Этот русский явно знал, о чём говорил. Им действительно было нужно немного старой доброй выпивки.Церемония вышла странной. Немного излишне официальной, но в то же время очень камерной, домашней. Чувство официальности складывалось из многих ощущений. Во-первых, благодаря тому, что к ней почти все смогли переодеться в свою одежду. Чистую, отстиранную и поглаженную. Удалось вывести даже пятна крови с форменных рубашек и блузок стюардов авиакомпании. Во-вторых, гроб был один, а имён в списке, который с должным чувством и расстановкой зачитывал пастор Майер – много. Как будто хоронили Неизвестного солдата. Когда тело конкретного погребаемого человека – это всего лишь символ, знак чего-то большего, дань другим жертвам. И, в-третьих, имена погибших, что звучали под соснами на миниатюрном кладбище поодаль от поселения, почти ничего не значили для большинства остальных. Только один пожилой немец потерял в катастрофе жену, ту самую Эмму, которую разворотило топляком в салоне первого класса. По всем остальным жертвам должны были лить слёзы совсем другие люди, близкие и родственники, которые сейчас терялись в догадках об их судьбе за тысячи километров отсюда. Так что почти для всех это был просто ритуальный акт. Почти для всех. Но только не для них.
Четыре человека в униформе авиакомпании стояли впереди всех вдоль гроба странной, непривычной, трапециевидной формы, в которой лежала хорошо знакомая им молодая женщина, одетая так же, как и они. Стояли и слушали, как пастор Майер называет имена.
Мартин Ньюман, стюард, выходец из ирландской семьи в Бостоне, спокойный, высокий и конопатый парень.
Беннет Ричард МакКрейн, командир экипажа, жизнерадостный балагур, привезший седые волосы на гражданку из транспортной авиации Королевских военно-воздушных сил Канады.

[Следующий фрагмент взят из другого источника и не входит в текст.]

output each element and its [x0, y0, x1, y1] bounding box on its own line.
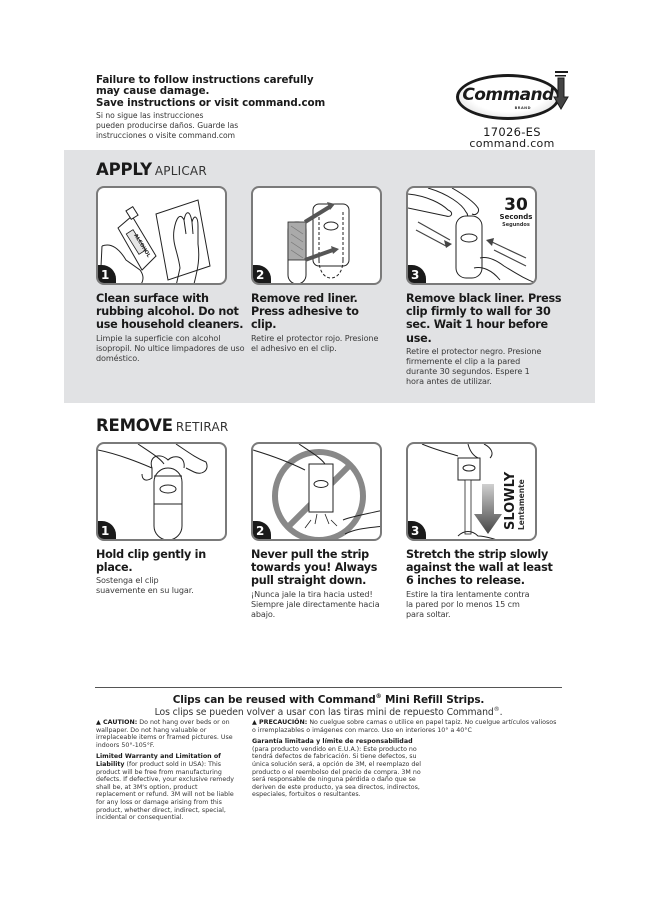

Уильям Френсис Дейл, второй пилот, молодой, только набиравший лётный стаж и безбожно терявший дар речи в присутствии стюардесс. Особенно одной из них.
Марси Лорен Уильямс, старшая стюардесса.
Кто-то подвязал её густые волосы шёлковой голубой лентой. Наверное, она шикарно бы смотрелась в сочетании с её зелёными глазами, но этого уже не суждено узнать. Никогда и никому. Восхитительные глаза надёжно спрятаны бледными веками с контрастной оторочкой тёмных ресниц. Губы подкрашены неяркой помадой и кажутся блёклым цветком на фоне парафиновой кожи щёк. Тонкие, изящные ладони сложены на груди поверх форменной трикотажной безрукавки.
Коби почти не слышала, о чём говорил пастор в траурной речи. Просто стояла и смотрела на руки Марси, казавшиеся неестественно худыми на фоне тёмно-синего трикотажа. Периодически они начинали расплываться, искажаясь в слезинках. Пару раз Коби поднимала глаза и осматривалась. Напротив, за гробом, выстроились местные. Странное дело, но на глазах некоторых женщин, не понимавших ни слова из того, что говорил священник, блестели слёзы. Что за чувства они испытывали, эти незнакомые, чужие люди? Она понятия не имела. Знала только, что внутри неё самой не было какой-то одной, явной эмоции, которую можно было бы описать одним словом. На душе было очень пусто, одиноко и тоскливо. И ещё почему-то хотелось, чтобы всё поскорее закончилось.
После того, как гроб закрыли и опустили в могилу, они обошли её, бросив каждый по горсти земли, и пошли прочь, в сторону домов. На подходе к деревянным тротуарам их уже ждали, жестами указали в сторону знакомого длинного стола на помосте. Тот был заставлен тарелками с пирогами, которые невесть когда успели испечь их хозяева. Из больших кастрюль половниками разливали по кружкам компот из сушёных ягод и яблок. И ещё вдоль всего стола стояли в ряд разнокалиберные бутылки в окружении таких же разношёрстных чашек и стаканов.